One of the evidence of evolution is vestigial organs. In this regard, appendix is one of the most often quoted example for humans. While exploring the subject of human appendix on Scientific American, I found the following articles:
“human appendix does appear to have originated at a time when primates ate plants exclusively, and all that fiber was tougher to digest.”
Loren G. Martin, professor of physiology at Oklahoma State University, says: “For years, the appendix was credited with very little physiological function. We now know, however, that the appendix serves an important role in the fetus and in young adults.”
A study in the Journal of Evolutionary Biology finds that many more animals have appendixes than was thought, and that the appendix is not merely a remnant of a digestive organ called the cecum. All of which means that the appendix might not be so useless. Steve Mirsky reports.
Thus, although scientists have long discounted the human appendix as a vestigial organ, there is a growing body of evidence indicating that the appendix does in fact have a significant function as a part of the body¿s immune system. The appendix may be particularly important early in life because it achieves its greatest development shortly after birth and then regresses with age…
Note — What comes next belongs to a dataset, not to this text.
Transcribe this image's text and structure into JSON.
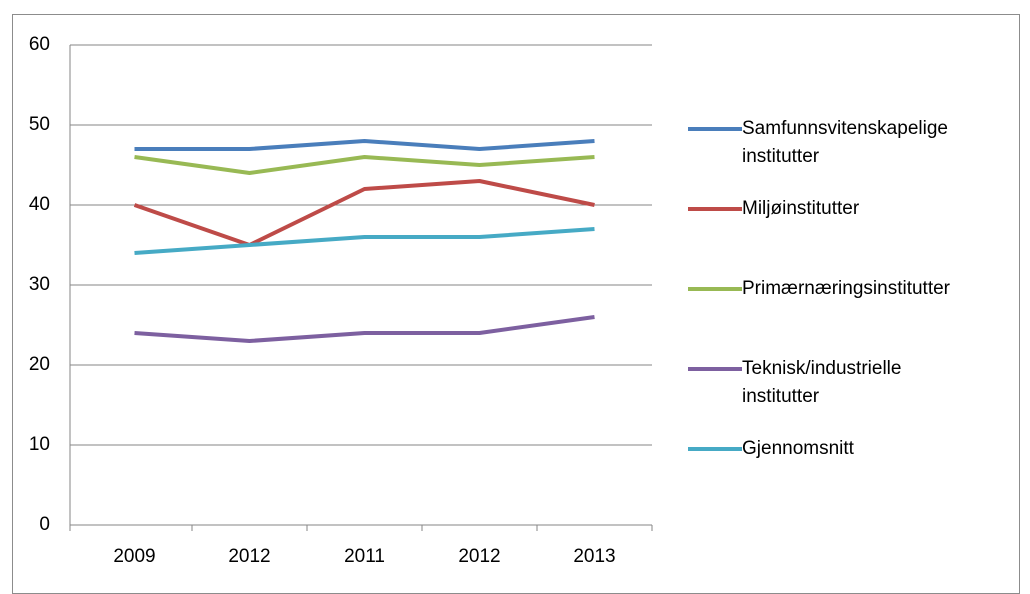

You may have heard that the appendix is a relic of our past, like the hind leg bones of a whale. Bill Parker, a professor of surgery at the Duke University School of Medicine, heard that, too; he just disagrees. Parker thinks the appendix serves as a “nature reserve” for beneficial bacteria in our gut.
A study by James Grendell, chief of the division of Gastroenterology, Hepatology and Nutrition, at Winthrop University-Hospital shows that Individuals without an appendix were four times more likely to have a recurrence of Clostridium difficile, exactly as Parker’s hypothesis predicted. Recurrence in individuals with their appendix intact occurred in 11% of cases. Recurrence in individuals without their appendix occurred in 48% of cases.